Example: Full Episode with Rewards

from server.env import PythonCodeReviewEnvironment
from models import PythonCodeReviewAction

env = PythonCodeReviewEnvironment(verbose=True)
obs = env.reset(task_id='syntax-fix-easy')

# Step 1: Analyze (no code change)
action = PythonCodeReviewAction(action_type='analyze_code')
obs = env.step(action)
print(f"Reward 1: {obs.reward_details.value:.4f}")

# Step 2: Edit with fix
code = 'x = 1; y = 2; print(x + y)'
action = PythonCodeReviewAction(action_type='edit_code', code=code)
obs = env.step(action)
print(f"Reward 2: {obs.reward_details.value:.4f}")

# Step 3: Submit
action = PythonCodeReviewAction(action_type='submit_solution')
obs = env.step(action)
print(f"Final Reward: {obs.reward_details.value:.4f}")

Interpreting Rewards

Positive Rewards (+0 to +1.0)

+0.5 - +1.0: Major progress (syntax fix, many tests passing)
+0.2 - +0.5: Good progress (score improvement, test gains)
+0.0 - +0.2: Small progress (quality improvement, minor gains)

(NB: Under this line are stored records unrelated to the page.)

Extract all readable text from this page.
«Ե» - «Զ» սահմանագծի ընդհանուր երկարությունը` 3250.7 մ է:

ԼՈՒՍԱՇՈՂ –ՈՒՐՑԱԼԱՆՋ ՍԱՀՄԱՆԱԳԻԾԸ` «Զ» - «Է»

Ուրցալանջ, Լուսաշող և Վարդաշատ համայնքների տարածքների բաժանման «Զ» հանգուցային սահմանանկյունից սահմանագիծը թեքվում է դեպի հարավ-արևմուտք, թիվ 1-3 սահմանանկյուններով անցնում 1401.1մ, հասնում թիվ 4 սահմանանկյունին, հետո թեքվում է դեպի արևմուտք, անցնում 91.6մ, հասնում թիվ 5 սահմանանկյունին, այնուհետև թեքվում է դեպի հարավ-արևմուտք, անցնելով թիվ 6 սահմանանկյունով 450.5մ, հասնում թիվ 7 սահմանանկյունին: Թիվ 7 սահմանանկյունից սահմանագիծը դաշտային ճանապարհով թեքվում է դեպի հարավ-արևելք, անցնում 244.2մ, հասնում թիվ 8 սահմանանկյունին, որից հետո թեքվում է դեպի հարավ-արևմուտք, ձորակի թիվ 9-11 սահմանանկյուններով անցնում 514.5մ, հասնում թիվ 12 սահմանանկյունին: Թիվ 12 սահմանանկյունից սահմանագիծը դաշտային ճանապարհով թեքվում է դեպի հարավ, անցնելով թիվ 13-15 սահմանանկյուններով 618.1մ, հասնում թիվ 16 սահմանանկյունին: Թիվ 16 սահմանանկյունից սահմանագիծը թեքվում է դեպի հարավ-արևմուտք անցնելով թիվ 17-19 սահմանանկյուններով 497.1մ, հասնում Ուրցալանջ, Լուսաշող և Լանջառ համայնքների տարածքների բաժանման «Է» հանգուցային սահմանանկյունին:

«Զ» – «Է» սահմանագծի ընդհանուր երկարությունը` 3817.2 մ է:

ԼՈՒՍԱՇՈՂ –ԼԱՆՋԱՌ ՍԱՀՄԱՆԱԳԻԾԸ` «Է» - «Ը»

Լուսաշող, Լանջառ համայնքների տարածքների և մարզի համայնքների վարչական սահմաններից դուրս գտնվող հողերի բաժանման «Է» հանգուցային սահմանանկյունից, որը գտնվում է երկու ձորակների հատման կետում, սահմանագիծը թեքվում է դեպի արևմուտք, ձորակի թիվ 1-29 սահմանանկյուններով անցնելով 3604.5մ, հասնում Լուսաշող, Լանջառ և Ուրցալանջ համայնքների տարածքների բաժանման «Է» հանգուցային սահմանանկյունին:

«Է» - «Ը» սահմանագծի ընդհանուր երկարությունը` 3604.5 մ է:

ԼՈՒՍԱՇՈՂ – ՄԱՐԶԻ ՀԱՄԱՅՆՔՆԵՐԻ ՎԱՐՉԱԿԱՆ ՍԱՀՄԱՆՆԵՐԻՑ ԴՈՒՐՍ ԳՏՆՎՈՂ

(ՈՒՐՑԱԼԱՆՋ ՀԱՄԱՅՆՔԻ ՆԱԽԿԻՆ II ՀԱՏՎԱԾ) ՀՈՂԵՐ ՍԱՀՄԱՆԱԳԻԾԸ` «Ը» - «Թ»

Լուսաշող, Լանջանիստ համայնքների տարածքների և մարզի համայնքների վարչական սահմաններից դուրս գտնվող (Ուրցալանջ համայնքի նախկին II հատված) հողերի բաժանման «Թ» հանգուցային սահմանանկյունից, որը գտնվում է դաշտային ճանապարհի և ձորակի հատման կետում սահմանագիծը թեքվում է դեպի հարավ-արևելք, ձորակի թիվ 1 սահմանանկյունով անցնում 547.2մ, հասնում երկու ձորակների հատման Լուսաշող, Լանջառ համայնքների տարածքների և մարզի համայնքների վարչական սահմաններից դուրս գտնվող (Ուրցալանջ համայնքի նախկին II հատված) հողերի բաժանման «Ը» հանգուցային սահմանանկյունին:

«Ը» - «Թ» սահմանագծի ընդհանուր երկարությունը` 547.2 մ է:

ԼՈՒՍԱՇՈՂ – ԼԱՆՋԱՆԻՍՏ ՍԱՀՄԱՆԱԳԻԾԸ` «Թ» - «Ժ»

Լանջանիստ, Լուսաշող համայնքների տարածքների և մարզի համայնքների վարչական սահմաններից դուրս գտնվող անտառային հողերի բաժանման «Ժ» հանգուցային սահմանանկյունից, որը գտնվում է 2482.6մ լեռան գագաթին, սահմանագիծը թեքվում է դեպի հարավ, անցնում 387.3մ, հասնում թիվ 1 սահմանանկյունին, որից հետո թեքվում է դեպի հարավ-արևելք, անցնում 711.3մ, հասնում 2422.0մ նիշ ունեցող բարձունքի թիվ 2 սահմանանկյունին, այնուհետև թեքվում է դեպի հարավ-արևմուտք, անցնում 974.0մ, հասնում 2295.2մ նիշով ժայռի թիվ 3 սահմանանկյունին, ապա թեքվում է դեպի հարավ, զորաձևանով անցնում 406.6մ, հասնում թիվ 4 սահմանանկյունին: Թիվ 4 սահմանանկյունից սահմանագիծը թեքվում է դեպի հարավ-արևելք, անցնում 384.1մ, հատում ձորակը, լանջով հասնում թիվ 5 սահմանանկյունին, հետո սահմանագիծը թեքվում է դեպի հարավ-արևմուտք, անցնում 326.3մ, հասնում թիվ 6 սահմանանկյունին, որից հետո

Negative Rewards (−1.0 to −0)

−0.1 - 0: Stagnation (analyzed without changing code)
−0.2 - −0.1: Slight regression (small score drop)
−0.5 - −0.2: Major regression (significant score drop)
−1.0 - −0.5: Invalid action or timeout

Tuning the Reward System

For Faster Early Learning

↑ Increase SYNTAX_FIX_BONUS and COMPLETION_BONUS

To Encourage Editing Over Analysis

↑ Increase STAGNATION_PENALTY

To Reward Test Improvements More

↑ Increase TEST_PASS_REWARD_SCALE

To Penalize Mistakes More

↑ Increase REGRESSION_PENALTY_SCALE

To Balance All Components

Adjust the Scale constants (all in range 0.15-0.35 for stability)

Accessing Documentation Programmatically

from server.env import PythonCodeReviewEnvironment
from models import RewardDetails
import server.env

# Module-level architecture
print(server.env.__doc__)

# RewardDetails fields
print(RewardDetails.__doc__)

# One method
env = PythonCodeReviewEnvironment()
help(env._compute_reward_components)

All major functions and classes have comprehensive docstrings.